For centuries we – I’m Colombian, part of the Latino community – were ridiculed by more developed countries. They said we only dedicated our time to football, food and fun. And it’s exactly these things that have helped us grow. The world is eagerly counting down for the World Cup to kick off in Brazil, the Peruvians have established themselves in the culinary scene with their ceviches and pisco sours and our cultural events now have global significance – the Hay Festival in Cartagena is a clear example.
For a long time we hid behind the bigger countries, often told off and put aside as the unwanted, developing nations. But today the story is different. We’re now popular; we’re the place to be. We regained our pride and we did it our own way.

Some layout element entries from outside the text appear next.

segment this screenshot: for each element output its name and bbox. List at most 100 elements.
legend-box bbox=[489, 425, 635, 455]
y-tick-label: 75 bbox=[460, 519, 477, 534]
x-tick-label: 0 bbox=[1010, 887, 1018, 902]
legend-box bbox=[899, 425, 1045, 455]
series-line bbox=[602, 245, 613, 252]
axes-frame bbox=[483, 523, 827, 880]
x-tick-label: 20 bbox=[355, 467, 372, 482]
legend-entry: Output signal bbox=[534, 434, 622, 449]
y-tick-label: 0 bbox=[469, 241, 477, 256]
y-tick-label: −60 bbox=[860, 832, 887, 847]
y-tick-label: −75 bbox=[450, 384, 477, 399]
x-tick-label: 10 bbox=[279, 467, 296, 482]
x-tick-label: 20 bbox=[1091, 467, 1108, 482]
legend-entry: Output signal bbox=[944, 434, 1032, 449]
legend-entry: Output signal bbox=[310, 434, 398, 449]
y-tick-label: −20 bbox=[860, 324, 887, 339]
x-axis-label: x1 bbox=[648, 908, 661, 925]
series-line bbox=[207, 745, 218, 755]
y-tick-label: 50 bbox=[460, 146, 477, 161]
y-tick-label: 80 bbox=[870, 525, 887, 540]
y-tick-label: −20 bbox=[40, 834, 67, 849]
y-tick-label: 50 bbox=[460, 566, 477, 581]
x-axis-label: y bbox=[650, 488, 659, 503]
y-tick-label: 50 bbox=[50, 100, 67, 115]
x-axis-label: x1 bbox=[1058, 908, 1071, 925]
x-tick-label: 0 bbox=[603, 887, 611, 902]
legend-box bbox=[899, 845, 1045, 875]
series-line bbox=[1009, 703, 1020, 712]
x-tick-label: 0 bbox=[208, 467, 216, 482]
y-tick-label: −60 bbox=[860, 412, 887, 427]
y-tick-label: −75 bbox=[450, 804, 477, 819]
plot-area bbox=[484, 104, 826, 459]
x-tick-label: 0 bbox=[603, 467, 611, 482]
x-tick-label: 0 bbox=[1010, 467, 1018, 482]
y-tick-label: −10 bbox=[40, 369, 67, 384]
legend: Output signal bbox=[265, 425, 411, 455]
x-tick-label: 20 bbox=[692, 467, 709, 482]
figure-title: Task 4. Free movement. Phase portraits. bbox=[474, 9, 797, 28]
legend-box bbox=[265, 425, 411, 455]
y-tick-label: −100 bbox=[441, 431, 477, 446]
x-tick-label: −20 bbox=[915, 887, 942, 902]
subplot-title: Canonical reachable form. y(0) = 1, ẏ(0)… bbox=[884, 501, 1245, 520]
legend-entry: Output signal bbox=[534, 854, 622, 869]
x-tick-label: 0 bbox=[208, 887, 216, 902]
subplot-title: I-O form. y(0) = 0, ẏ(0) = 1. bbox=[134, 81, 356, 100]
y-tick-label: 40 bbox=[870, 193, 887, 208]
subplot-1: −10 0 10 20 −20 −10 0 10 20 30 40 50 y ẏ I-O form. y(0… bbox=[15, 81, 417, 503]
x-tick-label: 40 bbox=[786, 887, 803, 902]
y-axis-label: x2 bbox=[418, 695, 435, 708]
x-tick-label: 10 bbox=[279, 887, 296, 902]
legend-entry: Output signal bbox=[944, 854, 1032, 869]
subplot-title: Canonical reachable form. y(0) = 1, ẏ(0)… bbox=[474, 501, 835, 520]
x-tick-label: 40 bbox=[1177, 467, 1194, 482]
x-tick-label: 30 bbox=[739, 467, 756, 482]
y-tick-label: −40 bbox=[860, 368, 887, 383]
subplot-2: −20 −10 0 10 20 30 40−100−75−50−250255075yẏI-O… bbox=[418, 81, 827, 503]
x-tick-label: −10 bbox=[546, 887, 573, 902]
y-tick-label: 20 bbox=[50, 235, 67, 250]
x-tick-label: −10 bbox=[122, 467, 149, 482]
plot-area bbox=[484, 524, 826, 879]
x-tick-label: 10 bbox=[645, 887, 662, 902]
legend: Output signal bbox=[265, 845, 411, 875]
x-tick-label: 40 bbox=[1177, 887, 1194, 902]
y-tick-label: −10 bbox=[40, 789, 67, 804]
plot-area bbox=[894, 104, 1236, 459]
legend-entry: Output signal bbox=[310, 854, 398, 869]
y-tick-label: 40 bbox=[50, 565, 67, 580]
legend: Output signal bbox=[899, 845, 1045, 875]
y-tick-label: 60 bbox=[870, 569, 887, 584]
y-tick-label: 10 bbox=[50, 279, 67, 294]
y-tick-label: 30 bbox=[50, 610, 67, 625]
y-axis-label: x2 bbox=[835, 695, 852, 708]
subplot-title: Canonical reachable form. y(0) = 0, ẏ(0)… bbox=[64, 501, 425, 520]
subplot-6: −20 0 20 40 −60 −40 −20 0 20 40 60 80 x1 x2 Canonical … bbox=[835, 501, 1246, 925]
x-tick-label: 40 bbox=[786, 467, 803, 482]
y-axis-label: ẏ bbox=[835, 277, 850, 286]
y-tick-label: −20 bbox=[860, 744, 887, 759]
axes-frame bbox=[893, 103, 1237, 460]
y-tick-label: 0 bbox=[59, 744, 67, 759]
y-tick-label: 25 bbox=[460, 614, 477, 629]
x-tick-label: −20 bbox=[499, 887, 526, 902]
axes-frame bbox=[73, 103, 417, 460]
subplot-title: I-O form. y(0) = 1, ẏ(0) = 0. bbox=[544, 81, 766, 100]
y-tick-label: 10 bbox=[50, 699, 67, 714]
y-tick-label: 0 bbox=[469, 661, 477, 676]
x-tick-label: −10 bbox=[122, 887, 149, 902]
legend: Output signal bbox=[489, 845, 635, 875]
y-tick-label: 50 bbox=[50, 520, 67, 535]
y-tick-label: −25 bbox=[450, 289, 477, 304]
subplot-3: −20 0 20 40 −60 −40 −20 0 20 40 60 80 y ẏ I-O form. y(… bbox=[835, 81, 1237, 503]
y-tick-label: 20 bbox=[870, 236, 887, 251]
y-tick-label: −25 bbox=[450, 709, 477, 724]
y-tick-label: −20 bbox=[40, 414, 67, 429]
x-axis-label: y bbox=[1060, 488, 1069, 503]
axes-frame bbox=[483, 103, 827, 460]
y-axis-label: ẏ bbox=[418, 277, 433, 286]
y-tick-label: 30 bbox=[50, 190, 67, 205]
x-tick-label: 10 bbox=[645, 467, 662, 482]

While the rest of the globe is busy patenting transgenic vegetables, we’re going back to our roots, harvesting and exporting exotic fruits like níspero, copoazú, caquí and guanábana, foodstuff that’s endemic to our region. And insects – like Mexico’s escamole ant eggs – will be the solution to feed the world’s growing 7 billion population. Insects need six times less feed than cattle to produce the same quantity of protein.
I know we can’t celebrate victory yet but the progress is clear and it has been key in reigniting our self-esteem. Yes, we’re lacking infrastructure but there’s good news – it’s coming. Colombia is planning to invest $100 bn (€79.5bn) in the next 10 years to improve its transportation network.
Yes, we need stronger institutions but with the example of other countries we’ll get there. The British Foreign and Commonwealth Office has recently announced the re-opening of the British Embassy in Paraguay (closed in 2005) and the establishment of diplomatic representation in Haiti for the first time since 1966. An Embassy in El Salvador (closed in 2003) will also reopen this year and a new British Consulate in Recife will follow. These are clear examples of a growing trust.
Latin America has been through hard times, we’ve suffered a lot and we still have a long way ahead but we’re much better than years ago. Our wounds are starting to heal and we’re proud to show our scars.
The day when we’re no longer regarded as developing nations will soon come and we will be setting the world’s pace. In the meantime I’ll book my flights and hotel for next year’s carnival in Rio.